History of Seattle Municipal Railway's Division C, the streetcar line that once connected Burien with White Center and Seattle.
July 17, 2005
History of King County pp 456-458

Roy Lillico

The life story of Roy Lillico reads like a Jack London romance, with the locale transposed from San Francisco to Puget Sound, for Mr. Lillico, from his young boyhood days has been constantly in and on the waters of the Sound, advancing from rowboats to seagoing tugs.
Born in Canada, province of Ontario, November 9, 1882, Roy Lillico is the son of Peter and Rachel (Eggelson) Lillico, and came to Seattle with them on November 1, 1889, five month after the Seattle fire. His father successfully engaged in the real estate and loan business in the rapidly growing town. Both parents are deceased. Young Roy attended school at the Denny, the Central and the Columbia (now Lowell) schools. Out of school hours and during vacations he worked up a business of pulling boats to the ships in the harbor, from every nation in the world. Also, he furnished the ships with ship chandlery and stores and on finishing his schooling devoted all of his time to this work, outfitting as many as one hundred and twenty-six vessels on Puget Sound in one season. As a boy he knew every ship that made the various ports and he was likewise known to the officers and crews of the different ships, for his was one of the first hails that came over the bow of the ship as it entered the harbor and the last to see them leave when he rowed the captain to his ship and well remembers the chanteys when pulling up anchor. Young Roy was also the motive power for the port of Seattle’s official customs house launch, rowing the two officials out to every foreign craft entering the harbor, and he also rowed the harbor master to welcome incoming naval ships of the old white navy. As the only way of getting word to the ships in the harbor was to send it out in a small boat, he soon became a courier for the shipping concerns. These were the days of the White Hall ships.

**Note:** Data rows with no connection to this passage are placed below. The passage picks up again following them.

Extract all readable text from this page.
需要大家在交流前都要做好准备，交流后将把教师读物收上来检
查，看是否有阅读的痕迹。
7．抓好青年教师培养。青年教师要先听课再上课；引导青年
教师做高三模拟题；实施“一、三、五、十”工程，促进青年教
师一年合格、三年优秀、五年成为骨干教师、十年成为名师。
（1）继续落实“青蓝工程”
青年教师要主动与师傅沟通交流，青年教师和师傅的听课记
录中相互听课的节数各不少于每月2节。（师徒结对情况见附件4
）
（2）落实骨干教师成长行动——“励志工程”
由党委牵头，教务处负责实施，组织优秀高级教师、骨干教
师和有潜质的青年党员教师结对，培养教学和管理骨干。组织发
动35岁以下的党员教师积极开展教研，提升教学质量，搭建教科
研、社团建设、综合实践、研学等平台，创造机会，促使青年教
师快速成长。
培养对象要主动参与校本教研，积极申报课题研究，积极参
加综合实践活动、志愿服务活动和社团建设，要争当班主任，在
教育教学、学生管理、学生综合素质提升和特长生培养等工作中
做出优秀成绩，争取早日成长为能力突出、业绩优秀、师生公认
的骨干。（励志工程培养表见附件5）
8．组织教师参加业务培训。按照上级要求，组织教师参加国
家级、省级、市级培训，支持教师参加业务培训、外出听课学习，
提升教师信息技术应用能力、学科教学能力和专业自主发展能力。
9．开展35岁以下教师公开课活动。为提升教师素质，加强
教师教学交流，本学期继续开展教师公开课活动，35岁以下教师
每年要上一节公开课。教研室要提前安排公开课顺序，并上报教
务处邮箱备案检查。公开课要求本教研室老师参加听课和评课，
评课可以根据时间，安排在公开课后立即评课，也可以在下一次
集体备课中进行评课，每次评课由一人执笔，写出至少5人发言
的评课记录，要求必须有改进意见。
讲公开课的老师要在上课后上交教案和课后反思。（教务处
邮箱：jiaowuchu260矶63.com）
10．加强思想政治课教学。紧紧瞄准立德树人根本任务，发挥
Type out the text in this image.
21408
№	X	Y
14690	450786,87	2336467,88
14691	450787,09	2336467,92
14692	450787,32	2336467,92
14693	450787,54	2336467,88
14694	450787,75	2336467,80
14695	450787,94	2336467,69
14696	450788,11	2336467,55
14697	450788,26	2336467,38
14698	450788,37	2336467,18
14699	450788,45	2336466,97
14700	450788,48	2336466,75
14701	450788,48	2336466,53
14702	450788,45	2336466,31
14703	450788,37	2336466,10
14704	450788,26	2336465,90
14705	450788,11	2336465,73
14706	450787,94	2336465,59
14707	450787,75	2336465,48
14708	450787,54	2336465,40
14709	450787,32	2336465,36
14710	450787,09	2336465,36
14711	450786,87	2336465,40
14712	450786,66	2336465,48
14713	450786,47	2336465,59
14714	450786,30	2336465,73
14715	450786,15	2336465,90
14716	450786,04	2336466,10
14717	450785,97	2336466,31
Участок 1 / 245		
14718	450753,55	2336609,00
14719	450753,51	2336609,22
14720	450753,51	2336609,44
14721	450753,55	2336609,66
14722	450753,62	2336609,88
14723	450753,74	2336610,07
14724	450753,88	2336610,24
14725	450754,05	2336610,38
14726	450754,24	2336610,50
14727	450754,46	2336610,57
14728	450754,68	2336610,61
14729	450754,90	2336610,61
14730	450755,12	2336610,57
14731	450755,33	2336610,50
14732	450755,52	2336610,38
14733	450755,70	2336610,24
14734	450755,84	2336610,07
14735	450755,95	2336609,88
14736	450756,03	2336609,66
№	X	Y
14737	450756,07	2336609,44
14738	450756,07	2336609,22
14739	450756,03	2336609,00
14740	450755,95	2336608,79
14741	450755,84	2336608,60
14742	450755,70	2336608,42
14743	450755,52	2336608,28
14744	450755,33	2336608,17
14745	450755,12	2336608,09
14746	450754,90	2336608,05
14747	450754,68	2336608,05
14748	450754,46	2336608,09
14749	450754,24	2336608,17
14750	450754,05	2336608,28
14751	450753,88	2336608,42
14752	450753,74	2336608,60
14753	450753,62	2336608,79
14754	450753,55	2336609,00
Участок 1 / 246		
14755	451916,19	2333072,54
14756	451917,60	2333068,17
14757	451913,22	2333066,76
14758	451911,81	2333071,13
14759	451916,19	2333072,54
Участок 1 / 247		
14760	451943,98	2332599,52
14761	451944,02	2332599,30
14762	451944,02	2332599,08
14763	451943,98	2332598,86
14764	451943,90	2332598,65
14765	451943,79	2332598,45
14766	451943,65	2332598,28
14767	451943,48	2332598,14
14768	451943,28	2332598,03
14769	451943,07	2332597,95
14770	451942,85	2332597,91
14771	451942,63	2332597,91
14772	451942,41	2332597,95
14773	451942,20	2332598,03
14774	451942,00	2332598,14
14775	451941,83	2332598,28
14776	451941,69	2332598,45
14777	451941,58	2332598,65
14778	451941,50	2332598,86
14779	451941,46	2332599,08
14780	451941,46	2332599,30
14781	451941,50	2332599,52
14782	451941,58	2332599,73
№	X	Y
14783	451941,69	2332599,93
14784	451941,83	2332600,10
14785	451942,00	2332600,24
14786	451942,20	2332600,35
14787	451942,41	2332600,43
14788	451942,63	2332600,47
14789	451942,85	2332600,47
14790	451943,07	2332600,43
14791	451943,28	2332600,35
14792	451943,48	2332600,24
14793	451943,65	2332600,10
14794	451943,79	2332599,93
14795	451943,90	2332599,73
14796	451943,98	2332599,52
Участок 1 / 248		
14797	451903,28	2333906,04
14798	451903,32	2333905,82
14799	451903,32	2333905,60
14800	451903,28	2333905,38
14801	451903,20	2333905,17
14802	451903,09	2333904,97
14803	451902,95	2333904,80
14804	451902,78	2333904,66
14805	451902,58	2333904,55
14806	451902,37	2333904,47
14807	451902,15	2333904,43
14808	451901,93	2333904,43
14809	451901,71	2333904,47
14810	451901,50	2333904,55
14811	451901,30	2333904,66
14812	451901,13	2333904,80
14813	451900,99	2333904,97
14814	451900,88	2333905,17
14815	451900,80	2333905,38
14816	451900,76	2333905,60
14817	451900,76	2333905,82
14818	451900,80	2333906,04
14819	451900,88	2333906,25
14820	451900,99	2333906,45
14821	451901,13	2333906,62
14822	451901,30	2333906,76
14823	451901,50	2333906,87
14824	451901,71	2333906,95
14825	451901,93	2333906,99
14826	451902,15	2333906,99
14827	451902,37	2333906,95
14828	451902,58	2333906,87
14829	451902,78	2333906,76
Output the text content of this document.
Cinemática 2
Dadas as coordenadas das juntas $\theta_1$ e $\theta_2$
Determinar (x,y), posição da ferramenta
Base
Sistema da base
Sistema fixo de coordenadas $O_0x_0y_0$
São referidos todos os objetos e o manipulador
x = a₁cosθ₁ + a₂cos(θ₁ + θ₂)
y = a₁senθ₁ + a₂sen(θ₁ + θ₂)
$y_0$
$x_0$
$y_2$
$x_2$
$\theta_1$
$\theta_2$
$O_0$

In his capacity as supplier of stores, Mr. Lillico once furnished five hundred loaves of bread a day and other stores to the U. S. S. Mohegan while it was in the Sound testing Puget Sound and British Columbia coal for the United States Navy. Later he was on the Mohegan when that vessel, the last of the wooden vessels of the navy, first visited the present site of the navy yard at Bremerton. He also ran the lines for the first Nippon Yusen Kiasha boat to come here from the orient, the Miki Maru, landing at the old Schwabacher dock.

Mr. Lillico furnished supplies for the U. S. S. Monterey, the last of the monitor type of war ship, at the time it tested out the new drydock at Bremerton; and he remembers the arrival of the Portland from Alaska with the “ton of gold ;“ the departure of horse transports from here to the Philippines during the Spanish-American war and the amazing amount of food he had supply them; when cement was brought from Belgium; Port Blakely, now a quiet summer resort, when that town harbored the largest lumber mill in the world and as many as eighteen or twenty boats were loading at one time; the races between the Bailey Gatzert, the T. J. Potter and Olympian sternwheelers and sidewheelers and the track boats of Puget Sound from Seattle to Tacoma; when Eagle Harbor had a small gasoline launch, the Dewey, as the only mode of travel between there and Seattle; and hundred and one other interesting and amusing incidents of early days.

When tugboats came into use, Mr. Lillico added them to his line, as he soon did lighters, car ferries and later water taxies. At the same time he organized the Lillico Tug & Barge Company, the Lillico Transportation Company, and the Harper Barge & Lighterage Company, serving as president of all three. His business has grown so gradually, as the shipping interests of the harbor have grown, that he is regarded as an integral part of the ships and shipping of the northwest and his acquaintance is worldwide.

The marriage of Roy Lillico, occurring May 26, 1904, at Olympia, united him with Lucy Young, a native of Astoria, Oregon, a daughter of Waldo and Clara Young. Mrs. Lillico is prominent in club and educational circles in the city as a member of the Century Club and the Broadway Orthopedic Guild. She is president of the Broadway High School Parent-teacher Association and a member of the Seattle high school council. Three children have blessed the union of Mr. and Mrs. Lillico; Stuart Plimpton, a graduate of the Broadway high school and now attending the University of Washington; Adrienne Louise, attending the Broadway high school; and Helen Beatrice, a student the Lowell school.

Mr. Lillico is a member of Seattle Lodge, No. 92, B. P. 0. E., and is independent in politics, though favoring republican doctrines. He is a member of the Press Club and vice president of the Denny School Alumni Association. He has served on executive board of the Boy Scouts and on committees of the Merchants Exchange and the Chamber of Commerce and is on the naval affairs committee of the last named body. He was on committee the that started the first (white) Potlach in Seattle. It is interesting to record the reminiscences of these men who have lived through the pioneer period of the water front days for their posterity to read and realize that the early days were not filled with conveniences of this period and it has been the work of editor of this history to save what has been possible to remember and from clippings that the younger generations will have data to build on for the future histories.